Tell them you need the drugs, the Voice said. It's obvious they want you alive.

This made perfect sense, but I suspected the Voice had its own agenda. I tried to ask for anti-psychotics instead, the one thing I hadn't been able to obtain inside the base. But my ears were deaf to my own voice and I'm not sure how much of it there was left. I was sobbing helplessly with the pain by then.

Pain. That brought back another memory. The strongest of all. The first time the madness came and brought the Voice with it. Twice in my life, I've had a disease that wanted to kill me. And each time the pain it brought had a different quality. A terminal quality. This was a pain that was trying to drag you down with it, drag you away somewhere you weren't coming back from.

When the Cull struck, it was a quick death, but it wasn't a clean one. When you're bleeding out of every pore in your body, but you're still conscious. When your brain's frying inside your skull. When you're thirty years old and you know that you've only got two more days on this earth, and each of them will be filled with this same, unending agony…

And if the Cull was bad, the thing we did to ourselves to avoid it was unendurably worse.

The first time the Voice spoke, I thought it was one of my colleagues, the O-neg staff members who were the only ones left on the base to treat the many of us who were dying. The pain will end, it said, suddenly and clearly. If you surrender, it will leave you. It seemed like a dumb thing for a doctor to be saying. Nothing but death would end this pain, not even the painkillers they'd been pumping straight into my veins. Or was that what they meant – that I'd be better off just letting go and dying? But that didn't sound like something one of my colleagues would say either.

And then I realised, as I was thinking this, the pain had lessened. That terrible tearing in my muscles, the feeling of my body ripping itself apart. Gone. And my breathing was easier, too.

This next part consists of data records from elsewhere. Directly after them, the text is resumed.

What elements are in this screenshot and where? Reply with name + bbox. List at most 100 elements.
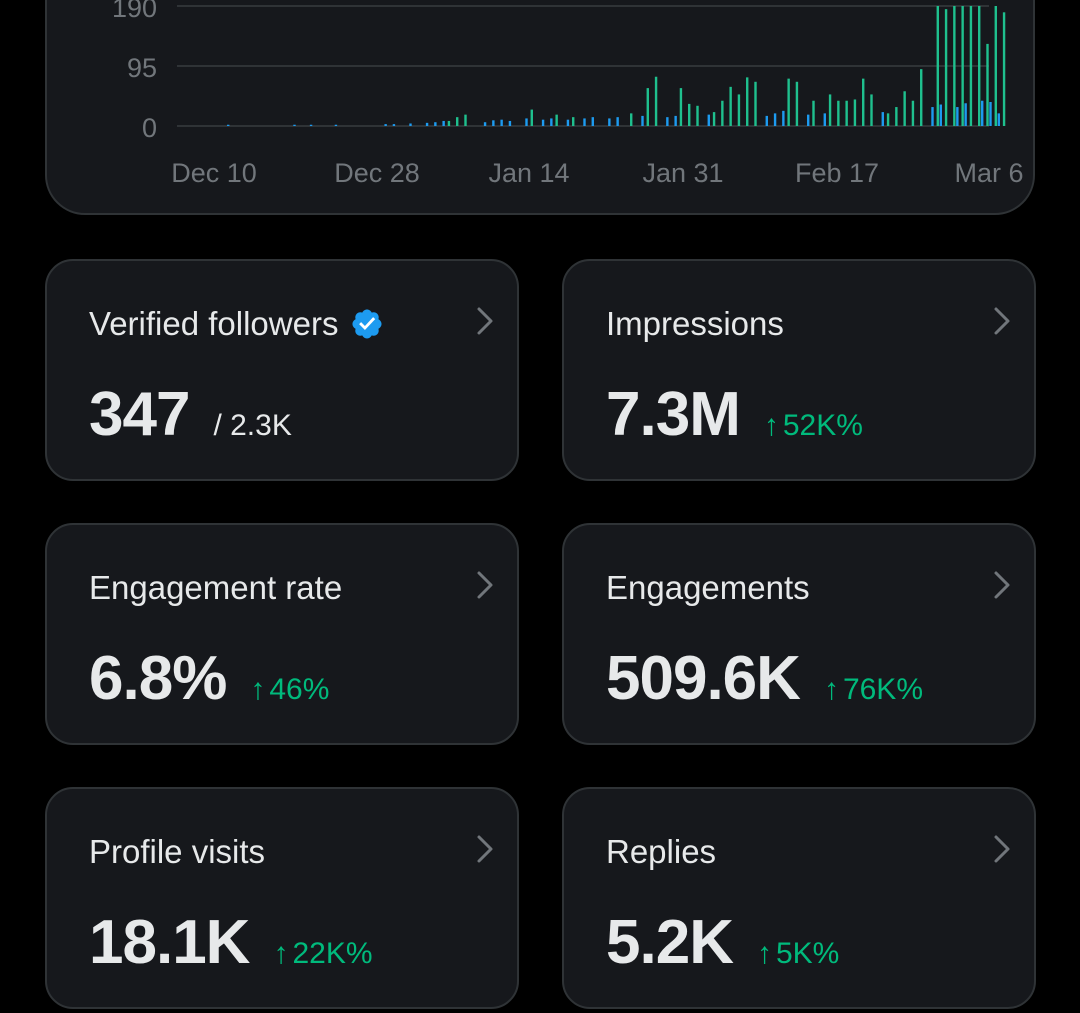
- arrow-up-icon: ↑: [250, 673, 266, 706]
- chart-bar: [293, 124, 296, 126]
- chart-bar: [845, 100, 848, 126]
- chart-bar: [989, 102, 992, 126]
- chart-bar: [688, 103, 691, 126]
- engagement-rate-value: 6.8%: [89, 644, 227, 713]
- chart-bar: [828, 94, 832, 126]
- chart-bar: [787, 78, 790, 126]
- engagements-value: 509.6K: [606, 644, 801, 713]
- engagements-card[interactable]: Engagements 509.6K ↑ 76K%: [562, 523, 1036, 745]
- verified-followers-label: Verified followers: [89, 305, 339, 342]
- engagement-rate-value-row: 6.8% ↑ 46%: [89, 643, 329, 714]
- chart-bar: [541, 119, 545, 126]
- chart-bar: [707, 114, 710, 126]
- impressions-value-row: 7.3M ↑ 52K%: [606, 379, 863, 450]
- chart-bar: [986, 43, 989, 126]
- chart-bar: [583, 118, 586, 126]
- chart-bar: [409, 123, 412, 126]
- chart-bar: [961, 6, 964, 126]
- chart-bar: [334, 124, 338, 126]
- chart-bar: [616, 117, 619, 126]
- impressions-card[interactable]: Impressions 7.3M ↑ 52K%: [562, 259, 1036, 481]
- chart-bar: [392, 124, 396, 126]
- chart-bar: [483, 122, 487, 126]
- x-tick-label: Mar 6: [954, 158, 1023, 188]
- replies-delta-value: 5K%: [775, 937, 840, 970]
- y-tick-label: 95: [127, 53, 157, 83]
- chart-bar: [608, 118, 611, 126]
- verified-followers-card[interactable]: Verified followers 347 / 2.3K: [45, 259, 519, 481]
- chart-bar: [795, 81, 799, 126]
- chart-bar: [442, 120, 445, 126]
- x-tick-label: Dec 10: [171, 158, 257, 188]
- replies-delta: ↑ 5K%: [757, 937, 839, 971]
- x-tick-label: Jan 31: [642, 158, 723, 188]
- engagement-rate-delta-value: 46%: [269, 673, 330, 706]
- chart-bar: [737, 94, 741, 126]
- chart-bar: [807, 114, 810, 126]
- engagement-rate-title: Engagement rate: [89, 569, 343, 606]
- verified-followers-count: 347: [89, 380, 190, 449]
- arrow-up-icon: ↑: [763, 409, 779, 442]
- verified-followers-title: Verified followers: [89, 305, 384, 343]
- engagement-rate-card[interactable]: Engagement rate 6.8% ↑ 46%: [45, 523, 519, 745]
- engagements-delta-value: 76K%: [842, 673, 923, 706]
- chart-bar: [754, 81, 757, 126]
- profile-visits-delta-value: 22K%: [292, 937, 373, 970]
- chart-bar: [862, 78, 865, 126]
- chart-bar: [969, 6, 973, 126]
- chart-bar: [978, 6, 981, 126]
- profile-visits-delta: ↑ 22K%: [273, 937, 372, 971]
- profile-visits-card[interactable]: Profile visits 18.1K ↑ 22K%: [45, 787, 519, 1009]
- engagements-delta: ↑ 76K%: [824, 673, 923, 707]
- arrow-up-icon: ↑: [823, 673, 839, 706]
- engagements-title: Engagements: [606, 569, 810, 606]
- chart-bar: [572, 117, 575, 126]
- chevron-right-icon: [477, 835, 493, 863]
- chart-bar: [931, 107, 934, 126]
- chart-bar: [674, 115, 677, 126]
- chart-bar: [981, 100, 984, 126]
- chart-bar: [823, 113, 826, 126]
- impressions-title: Impressions: [606, 305, 784, 342]
- replies-value: 5.2K: [606, 908, 734, 977]
- chevron-right-icon: [994, 307, 1010, 335]
- chart-bar: [886, 113, 890, 126]
- chart-bar: [944, 9, 948, 126]
- x-tick-label: Jan 14: [488, 158, 569, 188]
- chart-bar: [1002, 12, 1006, 126]
- chart-bar: [939, 104, 942, 126]
- profile-visits-title: Profile visits: [89, 833, 266, 870]
- chart-bar: [920, 69, 923, 126]
- x-tick-label: Dec 28: [334, 158, 420, 188]
- impressions-value: 7.3M: [606, 380, 741, 449]
- chart-bar: [773, 113, 777, 126]
- profile-visits-value: 18.1K: [89, 908, 250, 977]
- chart-bar: [530, 109, 533, 126]
- chart-bar: [953, 6, 956, 126]
- chart-bar: [550, 118, 553, 126]
- chart-bar: [712, 112, 716, 126]
- chart-bar: [447, 120, 451, 126]
- chart-bar: [997, 113, 1000, 126]
- engagement-rate-delta: ↑ 46%: [250, 673, 329, 707]
- profile-visits-value-row: 18.1K ↑ 22K%: [89, 907, 373, 978]
- chart-bar: [895, 107, 898, 126]
- replies-card[interactable]: Replies 5.2K ↑ 5K%: [562, 787, 1036, 1009]
- chart-bar: [500, 119, 503, 126]
- arrow-up-icon: ↑: [756, 937, 772, 970]
- impressions-delta-value: 52K%: [782, 409, 863, 442]
- chart-bar: [812, 100, 815, 126]
- activity-chart-card: 0 95 190 Dec 10 Dec 28 Jan 14 Jan 31 Feb 17 Mar …: [45, 0, 1035, 215]
- chevron-right-icon: [994, 571, 1010, 599]
- chart-bar: [492, 120, 495, 126]
- chevron-right-icon: [477, 571, 493, 599]
- chart-bar: [508, 120, 512, 126]
- activity-chart: 0 95 190 Dec 10 Dec 28 Jan 14 Jan 31 Feb 17 Mar …: [112, 0, 1024, 188]
- chart-bar: [903, 91, 906, 126]
- replies-value-row: 5.2K ↑ 5K%: [606, 907, 839, 978]
- verified-followers-value-row: 347 / 2.3K: [89, 379, 292, 450]
- engagements-value-row: 509.6K ↑ 76K%: [606, 643, 923, 714]
- chart-bar: [729, 86, 732, 126]
- chart-bar: [384, 124, 387, 126]
- chart-bar: [911, 100, 915, 126]
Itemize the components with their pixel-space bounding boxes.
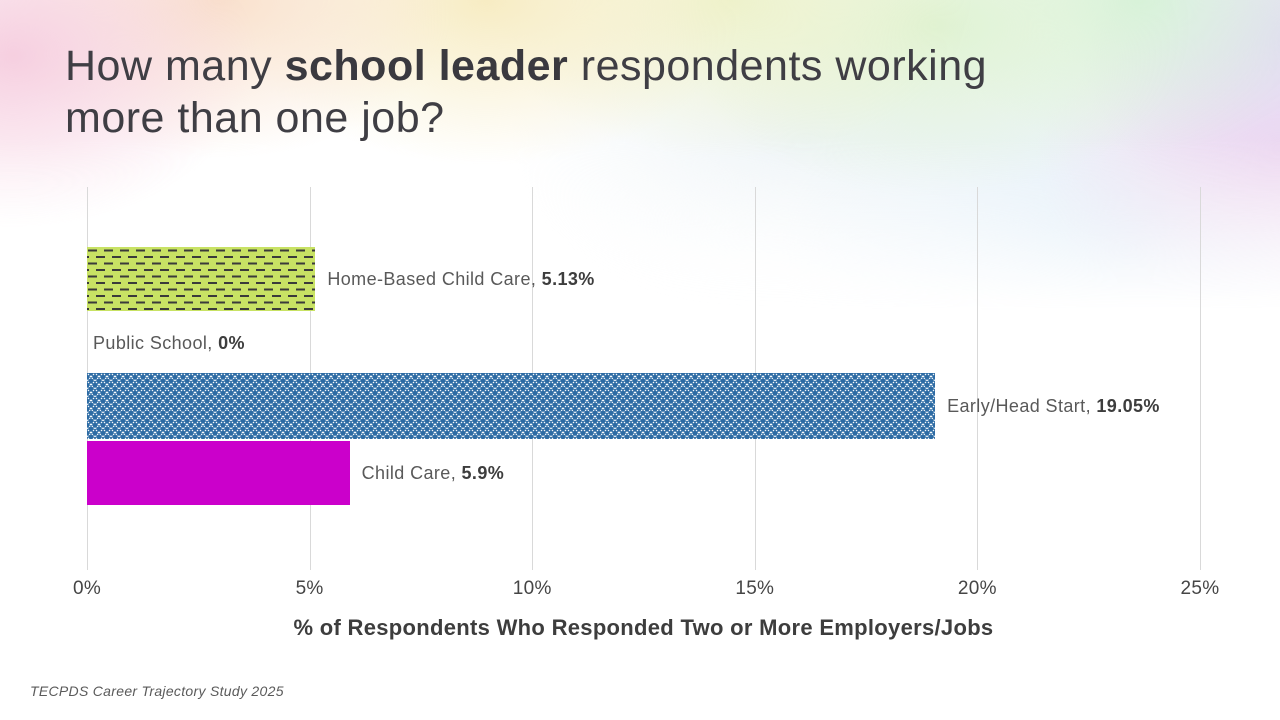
slide-title: How many school leader respondents worki… xyxy=(65,40,1225,145)
bar-label-public-school: Public School, 0% xyxy=(93,332,245,353)
x-axis-title: % of Respondents Who Responded Two or Mo… xyxy=(293,615,994,640)
x-tick-0: 0% xyxy=(72,578,102,599)
bar-child-care xyxy=(87,441,350,505)
gridline-20pct xyxy=(977,187,979,570)
bar-fill-lattice-pattern xyxy=(87,373,936,439)
title-text-after: respondents working xyxy=(568,42,988,90)
bar-label-child-care: Child Care, 5.9% xyxy=(361,462,505,483)
chart-plot-area: Home-Based Child Care, 5.13% Public Scho… xyxy=(73,187,1219,640)
gridline-25pct xyxy=(1200,187,1201,570)
x-tick-3: 15% xyxy=(735,578,775,599)
x-tick-5: 25% xyxy=(1180,578,1220,599)
x-tick-1: 5% xyxy=(295,578,324,599)
bar-label-early-head-start: Early/Head Start, 19.05% xyxy=(947,395,1160,416)
bar-row-public-school: Public School, 0% xyxy=(87,311,1200,375)
title-text-before: How many xyxy=(65,42,285,90)
slide-footnote: TECPDS Career Trajectory Study 2025 xyxy=(30,683,284,699)
bar-row-child-care: Child Care, 5.9% xyxy=(87,441,1200,505)
bar-early-head-start xyxy=(87,373,936,439)
x-tick-2: 10% xyxy=(512,578,552,599)
x-axis: 0% 5% 10% 15% 20% 25% xyxy=(73,578,1219,602)
bar-value-early-head-start: 19.05% xyxy=(1096,395,1160,416)
title-line2: more than one job? xyxy=(65,94,445,143)
x-tick-4: 20% xyxy=(957,578,997,599)
title-bold-phrase: school leader xyxy=(284,42,569,90)
bar-label-home-based-child-care: Home-Based Child Care, 5.13% xyxy=(327,268,595,289)
bar-row-home-based-child-care: Home-Based Child Care, 5.13% xyxy=(87,247,1200,311)
bar-value-public-school: 0% xyxy=(218,332,245,353)
bar-value-child-care: 5.9% xyxy=(461,462,505,483)
bar-home-based-child-care xyxy=(87,247,316,311)
bar-fill-dashed-pattern xyxy=(87,247,316,311)
bar-row-early-head-start: Early/Head Start, 19.05% xyxy=(87,373,1200,439)
bar-value-home-based-child-care: 5.13% xyxy=(541,268,595,289)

My head felt clearest of all. Clearer than it had ever been. Yes, the Voice said, you can hear me now. A distant part of me told me that this was a symptom of psychosis. Maybe even the result of a high fever, or maybe just approaching death, but the Voice was louder and stronger and this new rush of energy surging through me didn't feel like death. It felt like rebirth.

I opened my eyes for the first time in days, weeks. Before, every attempt to do this had been met by a blinding sear of white-hot light. Now I could see everything, more than I'd ever seen before. Colours were richer, more vibrant. I stared at the wall beside my bed for a moment, fascinated by the way the light reflected from the tight grain of the white-painted concrete. I could see, just by looking, that there were precisely five thousand three hundred and seventy-one grains of sand on the surface of one square inch of wall. Each one seemed to be sparkling at me individually.